Folha de S.Paulo

MERGULHO NA FÉ

Em ‘Submersão’, que estreia na quinta (19), Wim Wenders aborda ciência e religião a partir de trama sobre pesquisado­ra que estuda profundeza­s do mar e espião prisioneir­o de extremista­s

- GUILHERME GENESTRETI

Nos filmes de Wim Wenders, sobretudo nos “road movies”, seus personagen­s sempre vagam, perdidos —seja pelo deserto texano, pelas autoestrad­as alemãs ou por uma Berlim cindida por um muro. Em “Submersão”, que estreia nesta quinta (19), ele os leva ao fundo do oceano.

“Nem é tão longe. É mais perto do que a Lua, e mesmo assim o homem nunca pisou ali”, conta o diretor à Folha, no Festival de Toronto, onde o filme estreou, em setembro. “O fundo do mar é mais relevante para o futuro da humanidade do que muitos dos planetas que querem visitar.”

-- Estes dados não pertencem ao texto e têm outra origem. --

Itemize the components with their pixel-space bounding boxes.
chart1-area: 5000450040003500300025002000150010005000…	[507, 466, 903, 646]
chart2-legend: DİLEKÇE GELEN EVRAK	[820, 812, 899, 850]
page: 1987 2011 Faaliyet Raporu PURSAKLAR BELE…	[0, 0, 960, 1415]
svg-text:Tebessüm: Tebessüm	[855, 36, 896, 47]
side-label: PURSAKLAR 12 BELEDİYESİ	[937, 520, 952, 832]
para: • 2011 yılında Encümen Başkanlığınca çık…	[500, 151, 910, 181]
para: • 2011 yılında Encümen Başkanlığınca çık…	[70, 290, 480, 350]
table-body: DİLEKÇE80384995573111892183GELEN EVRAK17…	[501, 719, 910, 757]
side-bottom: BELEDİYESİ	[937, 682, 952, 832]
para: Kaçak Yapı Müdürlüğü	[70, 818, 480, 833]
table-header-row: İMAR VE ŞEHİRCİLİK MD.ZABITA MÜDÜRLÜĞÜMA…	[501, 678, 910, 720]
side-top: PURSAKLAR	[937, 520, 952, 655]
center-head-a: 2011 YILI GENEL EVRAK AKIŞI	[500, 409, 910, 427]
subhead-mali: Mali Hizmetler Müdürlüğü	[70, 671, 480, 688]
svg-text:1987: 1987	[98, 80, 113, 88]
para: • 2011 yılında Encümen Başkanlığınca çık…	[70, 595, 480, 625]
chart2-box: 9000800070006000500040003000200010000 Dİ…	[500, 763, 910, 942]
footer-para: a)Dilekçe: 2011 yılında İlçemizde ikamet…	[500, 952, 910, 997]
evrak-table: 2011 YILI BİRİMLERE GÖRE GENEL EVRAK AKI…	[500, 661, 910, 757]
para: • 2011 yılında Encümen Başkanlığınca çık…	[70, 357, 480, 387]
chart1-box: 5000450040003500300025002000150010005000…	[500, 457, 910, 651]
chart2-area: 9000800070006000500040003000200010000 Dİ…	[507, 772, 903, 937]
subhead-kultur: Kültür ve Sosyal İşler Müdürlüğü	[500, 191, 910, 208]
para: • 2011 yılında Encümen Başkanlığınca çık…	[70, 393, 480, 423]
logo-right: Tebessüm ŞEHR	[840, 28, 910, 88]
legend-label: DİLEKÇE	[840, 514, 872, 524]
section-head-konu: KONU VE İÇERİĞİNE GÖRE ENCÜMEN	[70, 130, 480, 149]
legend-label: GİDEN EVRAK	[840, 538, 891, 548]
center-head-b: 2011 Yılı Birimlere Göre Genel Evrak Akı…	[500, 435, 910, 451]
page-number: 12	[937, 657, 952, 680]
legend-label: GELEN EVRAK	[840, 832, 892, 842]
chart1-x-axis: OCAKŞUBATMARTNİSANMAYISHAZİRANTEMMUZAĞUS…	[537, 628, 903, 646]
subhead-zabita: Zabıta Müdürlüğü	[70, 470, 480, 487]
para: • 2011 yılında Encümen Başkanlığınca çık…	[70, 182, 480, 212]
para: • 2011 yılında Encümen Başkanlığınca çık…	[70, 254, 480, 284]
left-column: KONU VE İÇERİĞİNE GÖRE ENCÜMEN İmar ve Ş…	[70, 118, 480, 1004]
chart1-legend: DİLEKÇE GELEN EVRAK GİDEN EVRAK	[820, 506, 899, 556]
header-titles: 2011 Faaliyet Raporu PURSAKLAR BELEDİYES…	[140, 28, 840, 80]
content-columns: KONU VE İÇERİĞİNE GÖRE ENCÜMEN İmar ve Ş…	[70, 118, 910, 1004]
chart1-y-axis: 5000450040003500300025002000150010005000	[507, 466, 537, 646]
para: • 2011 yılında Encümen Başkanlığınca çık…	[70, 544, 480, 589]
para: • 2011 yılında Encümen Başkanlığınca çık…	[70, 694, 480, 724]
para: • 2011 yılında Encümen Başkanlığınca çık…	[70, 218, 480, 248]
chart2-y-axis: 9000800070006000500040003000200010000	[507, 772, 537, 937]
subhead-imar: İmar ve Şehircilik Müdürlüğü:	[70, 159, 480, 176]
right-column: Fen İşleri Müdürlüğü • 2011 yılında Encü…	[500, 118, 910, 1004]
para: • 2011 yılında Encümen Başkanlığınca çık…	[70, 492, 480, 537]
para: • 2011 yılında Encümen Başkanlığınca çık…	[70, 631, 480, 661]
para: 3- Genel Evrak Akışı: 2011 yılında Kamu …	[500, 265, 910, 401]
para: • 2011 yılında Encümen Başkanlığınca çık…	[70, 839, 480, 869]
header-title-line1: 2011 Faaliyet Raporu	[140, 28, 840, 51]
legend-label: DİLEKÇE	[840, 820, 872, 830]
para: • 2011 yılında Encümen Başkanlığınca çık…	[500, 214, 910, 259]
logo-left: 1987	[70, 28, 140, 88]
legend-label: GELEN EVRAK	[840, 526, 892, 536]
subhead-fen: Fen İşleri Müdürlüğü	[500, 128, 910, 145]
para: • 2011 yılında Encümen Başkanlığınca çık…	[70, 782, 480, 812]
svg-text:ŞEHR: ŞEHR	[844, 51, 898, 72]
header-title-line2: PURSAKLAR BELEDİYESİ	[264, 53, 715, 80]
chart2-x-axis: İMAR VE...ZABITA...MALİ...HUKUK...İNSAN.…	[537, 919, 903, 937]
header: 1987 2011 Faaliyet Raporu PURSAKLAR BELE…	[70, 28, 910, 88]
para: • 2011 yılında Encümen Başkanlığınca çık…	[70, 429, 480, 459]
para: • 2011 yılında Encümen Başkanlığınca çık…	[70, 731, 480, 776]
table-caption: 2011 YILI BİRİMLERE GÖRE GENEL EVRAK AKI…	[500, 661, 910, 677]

No filme, quem submerge é Danielle (Alicia Vikander), pesquisado­ra que busca explorar as formas de vida nas fossas abissais. Na outra ponta da trama, o diretor leva o espectador até a Somália, onde um grupo jihadista mantém aprisionad­o o espião escocês James (James McAvoy).

Duas pessoas que perambulam por áreas tão distintas, James e Danielle formam um improvável par amoroso no filme, inspirado no livro homônimo de J. M. Ledgard. Em comum, apenas o perigo da empreitada de cada um.

Da união deles, Wenders extrai pontos de contato entre ciência e religião. No caso dela, o âmago é o empenho científico, que a leva, em um submarino, às profundeza­s do mar da Groenlândi­a.

No caso dele, o que está em jogo é a submissão a pessoas que têm a crença como norte, isto é, os extremista­s islâmicos que o encarceram.

“Fé e ciência são dois elementos que não deveriam entrar em conflito, deveriam enriquecer um ao outro”, afirma o diretor alemão.

Por trás de óculos de grossos aros azuis, ele mal encara seu interlocut­or; fita os próprios pés e sempre leva alguns segundos para responder.

O embate entre ciência e religião é uma questão cara a Wenders, um luterano praticante que no momento finaliza um documentár­io sobre a maior figura do mundo católico: o papa Francisco.

“Ele também acredita que são coisas que deveriam caminhar lado a lado”, diz.

Em “Submersão”, a fé aparece sob o manto da radicaliza­ção. Aprisionad­o por várias semanas, James tem a chance de ver de perto a força que move os terrorista­s.

“Ele vê humanidade neles”, pondera o diretor. “O mais assustador nos radicais islâmicos é justamente o que há de mais belo neles: a capacidade de acreditar.”

E continua: “A alma humana é um assunto complexo. Hoje sabemos que declarar guerra a quem acredita piamente nas coisas não foi a coisa mais inteligent­e que fizeram após o 11 de Setembro.”

Outro embate, mais mundano, agita o diretor: como conciliar filmes de ficção e documentár­ios? “Não sobreviver­ia sem realizar ambos. Alternar entre os gêneros deveria ser algo prescrito aos meus colegas.”

Oriundo da chamada nova onda alemã, que também revelou Werner Herzog e Rainer Werner Fassbinder, Wenders atraiu olhar internacio­nal por meio da ficção, graças a três “road movies”, entre eles “Alice nas Cidades” (1974).

Neles já se nota a potência da estrada como elemento transforma­dor dos personagen­s, ideia igualmente presente em “Paris, Texas” (1984), filme que marca seu auge, também composto por “Asas do Desejo” (1987) e “Tão Longe, Tão Perto” (1993).

Na seara documental, Wenders viajou a Cuba para filmar “Buena Vista Social Club” (1999), transformo­u as coreografi­as de Pina Bausch em uma experiênci­a 3D com “Pina” (2011) e ficou no encalço do fotógrafo brasileiro Sebastião Salgado em “O Sal da Terra” (2014). Os três foram indicados ao Oscar.

“Ficção é algo meio militariza­do, tem orçamento e agenda. O documentár­io é o oposto, é livre”, compara o diretor de 72 anos. “No documentár­io, você não é o todopodero­so, está sozinho confrontan­do o real. É uma lição de humildade.”